Cela fait trois ans à présent depuis l’éclatement de la crise financière mondiale, et pendant ce temps l’Internationale Socialiste a placé le changement urgent dans la finance mondiale au cœur de son agenda. Le travail de différents organes de notre Internationale sur ces questions dans la période intervenante ont abordé les déséquilibres et les injustices qui existent dans le système actuel et ont proposé des réponses crédibles, fiables et qui font autorité faisant face à l’ordre économique de manière socialement responsable. Conformément à ces positions tenues de longue date, l’Internationale est aujourd’hui solidaire avec ceux participant à un mouvement inspiré par un honnête désir de faire une différence. Après des années pendant lesquelles les vertus supposées d’une société individualiste ont été proclamées par de nombreux gens, il est réconfortant d’assister au quotidien à la renaissance des idéaux désintéressés de coopération et d’humanité commune démontrés par ces activistes.
L’Internationale Socialiste réitère son appel aux dirigeants mondiaux de tenir compte des intérêts de la majorité en entreprenant des actions unifiées pour contrer ce qui est plus que jamais une crise mondiale, actions qui jusqu’à présent ont manquées, suite aux résultats décevants des sommets successifs du G20. Faire preuve d’un multilatéralisme coordonné par les gouvernements pour reconnaître qu’un avenir plus juste et prospère repose sur la lutte contre le court-termisme de ceux motivés par des profits et intérêts personnels, et adopter une vision plus durable de l’économie mondiale qui récompense la responsabilité et pas le risque serait un pas dans la bonne direction. Afin de faire cela, une action est nécessaire pour mettre en œuvre des initiatives telles que la taxe mondiale sur les transactions financières à laquelle l’IS a fait appel depuis un nombre d’années et qui générerait des recettes tout en réduisant la profitabilité des transactions les plus risquées et socialement inutiles.
Portant davantage atteinte est le rôle puissant des agences de notation, dans un temps où de nombreux gouvernements sont aux prises avec les conséquences d’une dette souveraine écrasante. Le fait que des administrations élues soient déstabilisées par des organismes qui n’ont pas de compte à rendre, est une menace pour les principes mêmes de la démocratie et l’influence de ces agences doit diminuer.

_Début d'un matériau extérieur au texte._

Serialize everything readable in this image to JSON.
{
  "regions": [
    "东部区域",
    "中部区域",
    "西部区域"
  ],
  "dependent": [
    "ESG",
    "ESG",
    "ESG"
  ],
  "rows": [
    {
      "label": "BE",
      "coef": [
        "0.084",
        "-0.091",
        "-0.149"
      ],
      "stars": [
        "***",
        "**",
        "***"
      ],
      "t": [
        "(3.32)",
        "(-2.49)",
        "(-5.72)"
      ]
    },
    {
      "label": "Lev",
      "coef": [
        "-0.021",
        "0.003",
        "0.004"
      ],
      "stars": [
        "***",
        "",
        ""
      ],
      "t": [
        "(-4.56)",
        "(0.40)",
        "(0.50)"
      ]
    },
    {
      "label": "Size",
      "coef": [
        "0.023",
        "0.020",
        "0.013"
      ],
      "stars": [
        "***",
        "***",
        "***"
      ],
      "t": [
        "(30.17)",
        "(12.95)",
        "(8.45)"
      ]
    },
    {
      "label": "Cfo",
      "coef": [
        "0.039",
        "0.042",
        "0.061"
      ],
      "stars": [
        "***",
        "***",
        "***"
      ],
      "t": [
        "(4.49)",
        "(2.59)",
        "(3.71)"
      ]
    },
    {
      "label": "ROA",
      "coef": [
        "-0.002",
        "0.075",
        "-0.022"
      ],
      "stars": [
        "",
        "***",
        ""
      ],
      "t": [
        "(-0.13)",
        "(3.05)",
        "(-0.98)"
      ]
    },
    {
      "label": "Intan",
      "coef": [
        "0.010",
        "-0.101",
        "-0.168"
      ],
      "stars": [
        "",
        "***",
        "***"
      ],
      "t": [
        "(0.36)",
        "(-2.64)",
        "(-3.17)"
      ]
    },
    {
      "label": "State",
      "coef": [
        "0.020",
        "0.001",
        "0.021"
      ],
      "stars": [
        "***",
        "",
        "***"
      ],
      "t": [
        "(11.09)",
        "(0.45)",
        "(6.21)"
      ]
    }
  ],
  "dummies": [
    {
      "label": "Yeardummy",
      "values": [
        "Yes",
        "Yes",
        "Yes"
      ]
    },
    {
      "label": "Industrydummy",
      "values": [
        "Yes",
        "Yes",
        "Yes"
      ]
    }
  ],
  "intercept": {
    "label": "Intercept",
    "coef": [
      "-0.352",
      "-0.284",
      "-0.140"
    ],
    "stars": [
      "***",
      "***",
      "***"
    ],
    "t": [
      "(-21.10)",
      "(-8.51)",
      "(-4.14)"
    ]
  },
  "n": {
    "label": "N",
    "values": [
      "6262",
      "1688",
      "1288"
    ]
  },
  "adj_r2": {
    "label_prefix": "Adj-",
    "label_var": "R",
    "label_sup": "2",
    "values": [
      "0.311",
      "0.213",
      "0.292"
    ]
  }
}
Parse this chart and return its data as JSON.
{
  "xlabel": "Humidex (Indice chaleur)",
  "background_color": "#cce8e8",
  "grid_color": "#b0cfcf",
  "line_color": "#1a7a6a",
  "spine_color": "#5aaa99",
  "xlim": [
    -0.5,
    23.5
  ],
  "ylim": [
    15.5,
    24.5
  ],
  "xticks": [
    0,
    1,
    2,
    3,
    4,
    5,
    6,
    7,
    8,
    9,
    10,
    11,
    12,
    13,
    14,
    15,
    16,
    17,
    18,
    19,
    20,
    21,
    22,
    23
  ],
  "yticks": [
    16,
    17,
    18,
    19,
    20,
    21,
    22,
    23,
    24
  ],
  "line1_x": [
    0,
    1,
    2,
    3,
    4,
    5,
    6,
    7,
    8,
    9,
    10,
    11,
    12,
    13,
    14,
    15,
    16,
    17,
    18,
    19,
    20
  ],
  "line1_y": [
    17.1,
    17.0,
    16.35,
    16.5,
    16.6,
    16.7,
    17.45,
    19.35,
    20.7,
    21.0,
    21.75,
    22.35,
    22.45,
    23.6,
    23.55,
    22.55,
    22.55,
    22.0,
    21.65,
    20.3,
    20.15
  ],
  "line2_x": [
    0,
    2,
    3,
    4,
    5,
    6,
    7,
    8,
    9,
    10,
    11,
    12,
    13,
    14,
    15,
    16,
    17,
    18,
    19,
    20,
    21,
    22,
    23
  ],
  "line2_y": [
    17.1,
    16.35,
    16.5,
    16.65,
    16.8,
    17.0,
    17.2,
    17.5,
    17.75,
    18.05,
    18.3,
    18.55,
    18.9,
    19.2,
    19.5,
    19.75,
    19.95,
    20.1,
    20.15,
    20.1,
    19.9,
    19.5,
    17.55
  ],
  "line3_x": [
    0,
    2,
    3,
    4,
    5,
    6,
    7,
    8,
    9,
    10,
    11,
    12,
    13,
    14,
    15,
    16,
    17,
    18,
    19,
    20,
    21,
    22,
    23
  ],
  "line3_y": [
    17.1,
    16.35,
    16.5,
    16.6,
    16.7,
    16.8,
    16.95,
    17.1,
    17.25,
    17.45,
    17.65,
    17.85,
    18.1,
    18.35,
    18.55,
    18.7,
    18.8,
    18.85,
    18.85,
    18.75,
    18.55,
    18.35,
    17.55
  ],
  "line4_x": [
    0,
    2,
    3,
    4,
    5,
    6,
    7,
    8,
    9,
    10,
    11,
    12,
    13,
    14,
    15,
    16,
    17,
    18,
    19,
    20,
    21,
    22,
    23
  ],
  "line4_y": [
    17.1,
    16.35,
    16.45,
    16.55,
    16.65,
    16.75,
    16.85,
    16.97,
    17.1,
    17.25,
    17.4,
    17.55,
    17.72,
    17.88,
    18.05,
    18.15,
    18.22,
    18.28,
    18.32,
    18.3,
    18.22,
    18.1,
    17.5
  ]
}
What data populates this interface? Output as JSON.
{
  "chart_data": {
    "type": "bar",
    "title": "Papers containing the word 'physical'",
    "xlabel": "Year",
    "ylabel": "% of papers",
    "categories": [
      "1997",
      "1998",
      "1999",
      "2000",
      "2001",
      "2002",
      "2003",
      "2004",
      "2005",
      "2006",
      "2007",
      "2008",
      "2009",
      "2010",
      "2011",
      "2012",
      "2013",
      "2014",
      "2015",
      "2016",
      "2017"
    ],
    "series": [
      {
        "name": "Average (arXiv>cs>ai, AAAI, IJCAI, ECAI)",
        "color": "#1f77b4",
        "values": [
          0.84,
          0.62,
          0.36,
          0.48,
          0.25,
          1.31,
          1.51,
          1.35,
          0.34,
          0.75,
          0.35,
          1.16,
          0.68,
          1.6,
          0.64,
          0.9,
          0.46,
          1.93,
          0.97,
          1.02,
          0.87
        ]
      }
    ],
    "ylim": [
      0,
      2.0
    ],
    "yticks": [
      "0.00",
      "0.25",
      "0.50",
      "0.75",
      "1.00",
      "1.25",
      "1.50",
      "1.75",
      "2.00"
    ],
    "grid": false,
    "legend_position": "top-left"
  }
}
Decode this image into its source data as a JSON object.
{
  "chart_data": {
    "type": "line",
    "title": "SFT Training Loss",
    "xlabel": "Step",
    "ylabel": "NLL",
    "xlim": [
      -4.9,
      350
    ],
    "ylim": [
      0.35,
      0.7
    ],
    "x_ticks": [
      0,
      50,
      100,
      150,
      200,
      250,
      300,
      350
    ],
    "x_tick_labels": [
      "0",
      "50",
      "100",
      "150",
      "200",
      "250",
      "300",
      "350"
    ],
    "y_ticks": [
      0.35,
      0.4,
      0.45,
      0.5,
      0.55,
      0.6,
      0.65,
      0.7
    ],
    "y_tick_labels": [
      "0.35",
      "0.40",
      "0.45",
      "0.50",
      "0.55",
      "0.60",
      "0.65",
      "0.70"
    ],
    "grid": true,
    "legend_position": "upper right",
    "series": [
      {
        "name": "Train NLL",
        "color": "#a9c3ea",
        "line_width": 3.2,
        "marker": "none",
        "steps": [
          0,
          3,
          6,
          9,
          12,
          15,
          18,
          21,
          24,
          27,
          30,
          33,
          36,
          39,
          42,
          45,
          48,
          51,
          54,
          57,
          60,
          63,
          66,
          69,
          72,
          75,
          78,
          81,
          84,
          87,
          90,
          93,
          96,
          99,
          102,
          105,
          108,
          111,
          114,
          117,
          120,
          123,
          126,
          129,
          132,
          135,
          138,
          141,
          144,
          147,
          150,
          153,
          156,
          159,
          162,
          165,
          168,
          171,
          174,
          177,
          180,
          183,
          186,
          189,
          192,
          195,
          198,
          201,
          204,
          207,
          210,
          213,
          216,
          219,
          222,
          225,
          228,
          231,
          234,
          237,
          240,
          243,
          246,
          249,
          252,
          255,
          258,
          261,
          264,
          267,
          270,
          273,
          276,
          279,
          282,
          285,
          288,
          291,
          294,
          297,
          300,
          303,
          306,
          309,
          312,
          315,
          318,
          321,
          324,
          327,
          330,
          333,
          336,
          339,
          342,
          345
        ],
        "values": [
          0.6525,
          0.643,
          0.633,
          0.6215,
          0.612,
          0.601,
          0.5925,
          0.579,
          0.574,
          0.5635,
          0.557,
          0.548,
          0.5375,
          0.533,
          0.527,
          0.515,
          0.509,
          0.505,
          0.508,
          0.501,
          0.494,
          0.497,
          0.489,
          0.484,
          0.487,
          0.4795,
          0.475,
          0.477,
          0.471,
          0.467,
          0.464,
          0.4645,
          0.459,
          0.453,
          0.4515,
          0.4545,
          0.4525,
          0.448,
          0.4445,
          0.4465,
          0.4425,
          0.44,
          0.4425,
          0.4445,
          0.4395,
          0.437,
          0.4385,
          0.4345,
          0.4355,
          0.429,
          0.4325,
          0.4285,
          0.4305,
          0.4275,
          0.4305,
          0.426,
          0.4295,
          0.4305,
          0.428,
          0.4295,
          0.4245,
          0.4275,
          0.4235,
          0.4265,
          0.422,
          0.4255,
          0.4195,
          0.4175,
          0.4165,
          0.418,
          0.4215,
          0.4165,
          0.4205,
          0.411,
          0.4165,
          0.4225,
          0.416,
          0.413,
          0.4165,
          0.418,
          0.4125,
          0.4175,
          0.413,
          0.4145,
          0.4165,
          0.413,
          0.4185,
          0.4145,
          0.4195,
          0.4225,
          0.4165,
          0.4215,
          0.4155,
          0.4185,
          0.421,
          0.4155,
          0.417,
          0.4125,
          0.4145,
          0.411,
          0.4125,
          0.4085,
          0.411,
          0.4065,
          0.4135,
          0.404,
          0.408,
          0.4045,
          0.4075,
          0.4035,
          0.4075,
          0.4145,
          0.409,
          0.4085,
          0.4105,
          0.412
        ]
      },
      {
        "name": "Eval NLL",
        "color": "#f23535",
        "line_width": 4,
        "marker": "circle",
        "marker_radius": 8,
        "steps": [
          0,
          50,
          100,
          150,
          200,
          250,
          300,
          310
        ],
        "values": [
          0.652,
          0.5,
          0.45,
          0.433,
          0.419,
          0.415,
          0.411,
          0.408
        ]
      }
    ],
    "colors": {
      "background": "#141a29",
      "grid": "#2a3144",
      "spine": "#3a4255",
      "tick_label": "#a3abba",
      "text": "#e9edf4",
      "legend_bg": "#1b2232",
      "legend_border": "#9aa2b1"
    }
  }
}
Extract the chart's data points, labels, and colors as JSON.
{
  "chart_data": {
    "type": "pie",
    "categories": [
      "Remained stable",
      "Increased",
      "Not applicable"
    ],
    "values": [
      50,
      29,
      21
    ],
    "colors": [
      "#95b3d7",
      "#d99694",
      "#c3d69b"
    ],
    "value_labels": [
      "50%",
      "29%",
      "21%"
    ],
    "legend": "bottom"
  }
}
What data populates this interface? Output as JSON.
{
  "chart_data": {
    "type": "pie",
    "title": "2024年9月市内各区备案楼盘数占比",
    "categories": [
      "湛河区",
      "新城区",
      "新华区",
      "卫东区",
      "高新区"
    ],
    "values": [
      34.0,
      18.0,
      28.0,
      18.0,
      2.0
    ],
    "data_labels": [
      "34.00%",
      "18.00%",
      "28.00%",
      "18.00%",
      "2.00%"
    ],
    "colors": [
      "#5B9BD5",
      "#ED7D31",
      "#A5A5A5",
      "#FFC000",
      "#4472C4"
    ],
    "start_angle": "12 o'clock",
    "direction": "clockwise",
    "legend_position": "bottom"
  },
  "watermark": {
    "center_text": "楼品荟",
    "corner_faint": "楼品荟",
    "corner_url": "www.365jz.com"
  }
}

Notre mouvement mondial a constamment donné priorité à une reprise basée sur une croissance durable dans l’économie réelle et non pas à une bulle spéculatrice risquant de s’effondrer à tout moment. Avec une gouvernance meilleure et plus mondiale, une réforme des marchés et des institutions ainsi qu’une distribution plus équitable des ressources, nous pouvons recréer un système financier s’alignant en faveur des nombreux et non pas des peu, fournissant une plus grande sécurité, stabilité et justice sociale. Le défi est de transformer l’urgence, la détermination et la résolution de la rue en une action politique concrète. Accomplir ce défi doit être la tâche de notre Internationale aujourd’hui.